The /icon endpoint on icons.cookiechimp.com performs server-side HTTP requests based on user-supplied URL parameters. Supplying external URLs in url or fallback_icon_url causes the server to fetch remote resources and return their content to the client. During validation, an out-of-band (OOB) HTTP endpoint recorded DNS and HTTP callbacks originating from the application’s server when these parameters were used. The endpoint also followed external redirects and relayed fetched content back to the client response.

Key observations:

  • Parameters affected: url and fallback_icon_url (size is ancillary).
  • Allowed schemes: http and https accepted.
  • Redirects: at least one external 3xx hop was followed (external → external).
  • Content relay: server fetch results were returned to the client (token reflection observed).
  • Loopback behavior: requesting 127.0.0.1 appeared blocked/failed and the endpoint fell back to the fallback_icon_url content; metadata IP was not tested beyond safe planning.
  • Evidence sources: proxied requests/responses and OOB DNS/HTTP callbacks with correlating timestamps (kept tool-agnostic, no internal paths revealed).

This behavior constitutes Server-Side Request Forgery (SSRF).
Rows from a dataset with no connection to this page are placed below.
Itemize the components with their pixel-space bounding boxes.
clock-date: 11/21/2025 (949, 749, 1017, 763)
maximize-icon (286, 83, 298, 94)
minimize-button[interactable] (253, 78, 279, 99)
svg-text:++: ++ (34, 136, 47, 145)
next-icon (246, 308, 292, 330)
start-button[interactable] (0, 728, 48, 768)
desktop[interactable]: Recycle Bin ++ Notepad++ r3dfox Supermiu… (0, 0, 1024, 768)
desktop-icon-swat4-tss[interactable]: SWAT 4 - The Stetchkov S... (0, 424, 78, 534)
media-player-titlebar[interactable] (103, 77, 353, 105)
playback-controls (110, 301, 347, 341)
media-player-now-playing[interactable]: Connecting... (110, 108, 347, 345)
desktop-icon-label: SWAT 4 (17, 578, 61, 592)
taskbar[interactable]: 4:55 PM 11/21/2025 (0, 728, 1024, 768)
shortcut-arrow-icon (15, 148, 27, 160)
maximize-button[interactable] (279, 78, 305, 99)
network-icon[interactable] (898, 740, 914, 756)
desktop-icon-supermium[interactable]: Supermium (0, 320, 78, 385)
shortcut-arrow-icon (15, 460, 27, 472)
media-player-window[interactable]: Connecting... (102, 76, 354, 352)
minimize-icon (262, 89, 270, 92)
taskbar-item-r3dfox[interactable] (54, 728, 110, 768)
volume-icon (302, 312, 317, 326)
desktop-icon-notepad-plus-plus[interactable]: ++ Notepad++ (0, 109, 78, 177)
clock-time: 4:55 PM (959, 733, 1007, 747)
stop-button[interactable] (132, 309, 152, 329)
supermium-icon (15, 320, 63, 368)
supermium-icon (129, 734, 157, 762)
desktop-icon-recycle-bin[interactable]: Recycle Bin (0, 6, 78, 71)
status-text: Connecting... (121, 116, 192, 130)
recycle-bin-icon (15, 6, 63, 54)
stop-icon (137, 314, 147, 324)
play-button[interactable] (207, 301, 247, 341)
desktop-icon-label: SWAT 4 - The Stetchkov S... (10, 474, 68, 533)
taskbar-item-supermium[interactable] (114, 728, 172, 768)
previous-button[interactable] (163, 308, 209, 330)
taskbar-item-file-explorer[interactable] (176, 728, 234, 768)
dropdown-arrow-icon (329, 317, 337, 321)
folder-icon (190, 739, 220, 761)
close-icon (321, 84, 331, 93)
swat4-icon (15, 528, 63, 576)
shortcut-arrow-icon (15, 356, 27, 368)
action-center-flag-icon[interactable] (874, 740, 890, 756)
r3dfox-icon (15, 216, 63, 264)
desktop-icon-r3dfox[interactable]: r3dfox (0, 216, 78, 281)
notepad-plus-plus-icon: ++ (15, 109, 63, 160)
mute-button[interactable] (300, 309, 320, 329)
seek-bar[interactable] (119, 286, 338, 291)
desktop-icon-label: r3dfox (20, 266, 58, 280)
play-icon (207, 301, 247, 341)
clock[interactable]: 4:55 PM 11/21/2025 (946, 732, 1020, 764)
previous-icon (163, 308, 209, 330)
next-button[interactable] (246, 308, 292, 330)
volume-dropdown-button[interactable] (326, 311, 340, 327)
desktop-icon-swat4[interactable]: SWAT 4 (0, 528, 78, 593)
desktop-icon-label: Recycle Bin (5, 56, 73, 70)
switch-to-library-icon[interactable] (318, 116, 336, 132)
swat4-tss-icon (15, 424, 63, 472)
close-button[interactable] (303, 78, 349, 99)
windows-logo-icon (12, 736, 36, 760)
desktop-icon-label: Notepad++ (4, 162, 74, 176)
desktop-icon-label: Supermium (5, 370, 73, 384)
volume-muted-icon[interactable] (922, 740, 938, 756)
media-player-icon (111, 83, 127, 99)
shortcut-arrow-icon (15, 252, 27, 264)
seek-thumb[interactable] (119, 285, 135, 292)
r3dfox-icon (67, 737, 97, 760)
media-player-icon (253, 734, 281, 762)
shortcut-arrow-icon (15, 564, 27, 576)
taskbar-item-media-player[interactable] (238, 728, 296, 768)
Even if loopback is blocked, the feature currently acts as an open, server-side proxy for arbitrary external URLs, which can be abused to hide attacker origin, interact with third-party services, and potentially pivot further if network restrictions are incomplete.

An unauthenticated attacker can coerce the server to issue arbitrary outbound HTTP(S) requests and relay responses. Risks include:

  • External SSRF: using the application as an HTTP proxy to fetch and relay third-party content, hide attacker origin, and amplify traffic.
  • Redirect abuse: following attacker-controlled redirects increases the blast radius and complicates allowlist enforcement.
  • Blind SSRF: interacting with attacker-controlled OOB endpoints to verify reachability and measure behavior.
  • Potential internal access (if filters are incomplete): accessing internal services, cloud metadata endpoints, or network-local admin panels. While loopback appeared blocked during testing, lack of comprehensive outbound restrictions could still expose internal resources.
  • Data exposure and integrity impact: server relays remote content back to users, enabling content spoofing/phishing scenarios in some integrations and aiding reconnaissance of allowed egress behavior.

Implement strong outbound fetch controls for the /icon feature:

  • Enforce a strict allowlist of domains the server is permitted to fetch from (ideally only first-party/CDN origins required for icon retrieval).
  • Block all private and link-local IP ranges (IPv4 and IPv6), including 127.0.0.0/8, 10.0.0.0/8, 172.16.0.0/12, 192.168.0.0/16, 169.254.0.0/16, and IPv6 loopback/link-local/ULA ranges. Re-check destination after DNS resolution and after following redirects (no DNS rebinding).
  • Disable or tightly limit redirects (e.g., no cross-host redirects, max 1 hop) and verify all intermediate/final targets against the allowlist.
  • Normalize and validate URLs using a robust parser; reject ambiguous forms (protocol-relative URLs, mixed encodings, IP literals).
  • Implement DNS pinning or resolve-then-verify: perform DNS resolution once, verify IP against allow/deny lists, and connect using the verified address.
  • Apply conservative timeouts, content-type and size limits; avoid relaying raw external content to clients. Prefer serving only pre-approved, cached assets.
  • Log and alert on denied outbound fetch attempts; include destination host/IP, scheme, and redirect chain for incident response.